Katie Price is set to go straight to the top of the Sunday Times Bestseller list this week, with her new novel Paradise. The former glamour model's fifth novel, the final instalment in her Angel trilogy, will go straight in at number one for hardback fiction, outselling the number two book by two copies to one, her publisher, Random House, said.
Price, who chooses the plots for her books, penned by ghostwriter Rebecca Farnworth, said: "I think it's brilliant that it's number one. "It just goes to show people that when I really put my mind to something it makes number one and it's brilliant and I'm absolutely over the moon."
If you click on the link below, you can see Katie, one of Britain's true intellectuals, in all her glory.
Now, if you are not familiar with Katie Price (or whatever her last name is, this week) aka 'Jordan' (so popular they named a country after her), please allow me to briefly tell you that in Britain, she is famous for being a model, a 'reality' television star and having a 'boob job'.
So you can imagine my shock when I discovered that this highly talented and most articulate intellectual required a 'ghostwriter' to formulate her stories.
Now doesn't that just warm your heart? You may be an inspiring writer who has worked tirelessly to get yourself published. You may have had the frustration of getting that rejection letter. So all you have to do is wear a bikini, or, if you are a guy, perhaps a pair of micro Speedos and blatantly publicise yourself via reality shows such as 'Big Blogger'. The boob job part may not be a necessity. Especially if you are a guy with impressive 'man boobs'.
So, once again, I've been thinking. Yep, that's twice in one week. If Katie aka Jordan can have a ghostwriter, why don't I get me a good ol 'ghost blogger'? Instead of me sitting here trying to think up something, anything, let someone else write it while I take all the plaudits. Of course, this could seriously backfire if the ghost blogger was an even crapper writer than yours truly.

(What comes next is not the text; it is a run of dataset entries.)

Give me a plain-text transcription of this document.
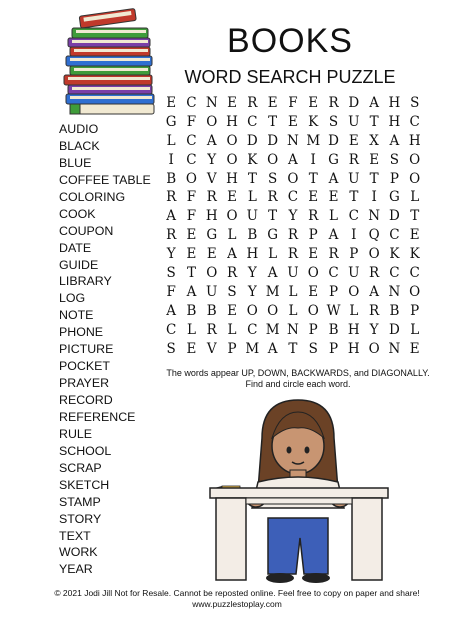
BOOKS
WORD SEARCH PUZZLE
AUDIO
BLACK
BLUE
COFFEE TABLE
COLORING
COOK
COUPON
DATE
GUIDE
LIBRARY
LOG
NOTE
PHONE
PICTURE
POCKET
PRAYER
RECORD
REFERENCE
RULE
SCHOOL
SCRAP
SKETCH
STAMP
STORY
TEXT
WORK
YEAR
E C N E R E F E R D A H S
G F O H C T E K S U T H C
L C A O D D N M D E X A H
I C Y O K O A I G R E S O
B O V H T S O T A U T P O
R F R E L R C E E T I G L
A F H O U T Y R L C N D T
R E G L B G R P A I Q C E
Y E E A H L R E R P O K K
S T O R Y A U O C U R C C
F A U S Y M L E P O A N O
A B B E O O L O W L R B P
C L R L C M N P B H Y D L
S E V P M A T S P H O N E
The words appear UP, DOWN, BACKWARDS, and DIAGONALLY.
Find and circle each word.
© 2021 Jodi Jill Not for Resale. Cannot be reposted online. Feel free to copy on paper and share!
www.puzzlestoplay.com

Yet, as they say, just who are 'they', nothing ventured, nothing gained. So I've been looking for potential ghost bloggers to take over and write this blog. Well, I have been disillusioned in my search. My thinking, yes even more thinking, got quite desperate and I typed in 'ghost blogger' in the search engine. What I got back was something about 'Casper', Wyoming, Casper the friendly ghost, Jacob Marley (not related to a reggae singer) and an option to go try out some ghost hunting.
This means, well in the meantime at least, that I will have to keep writing my own blog. I could try again. Maybe check out the situation from ghost to ghost, wait til the ghost is clear and continue haunting, I mean hunting for that elusive ghost blogger. That's the spirit.
The above photograph is of my friend from the garden, 'Scarecat'. Scarecat has done a very good job of keeping cats from shitting in my vegetable patch. Scarecat says, 'Boo'. Are you scared? Perhaps you might say 'boo' back and that might be boo as in boo this blog is crap and could really you the services of a ghost blogger. It's enough to make you want to kick me in the 'ghoulies'.
Now very briefly back to Katie, famous for a boob job and being an idiot. She has a television show titled, 'What Katie Did Next'. I've no doubt you are eager too, if you haven't done already, check out this British icon. I would like to have my own television show, 'What Klahanie Did Next'. I just know you would be an avid viewer of my show because you are so fascinated by my fun-filled and totally awesome life. And speaking of ghosts, I bet you could see right through this posting. BOO!!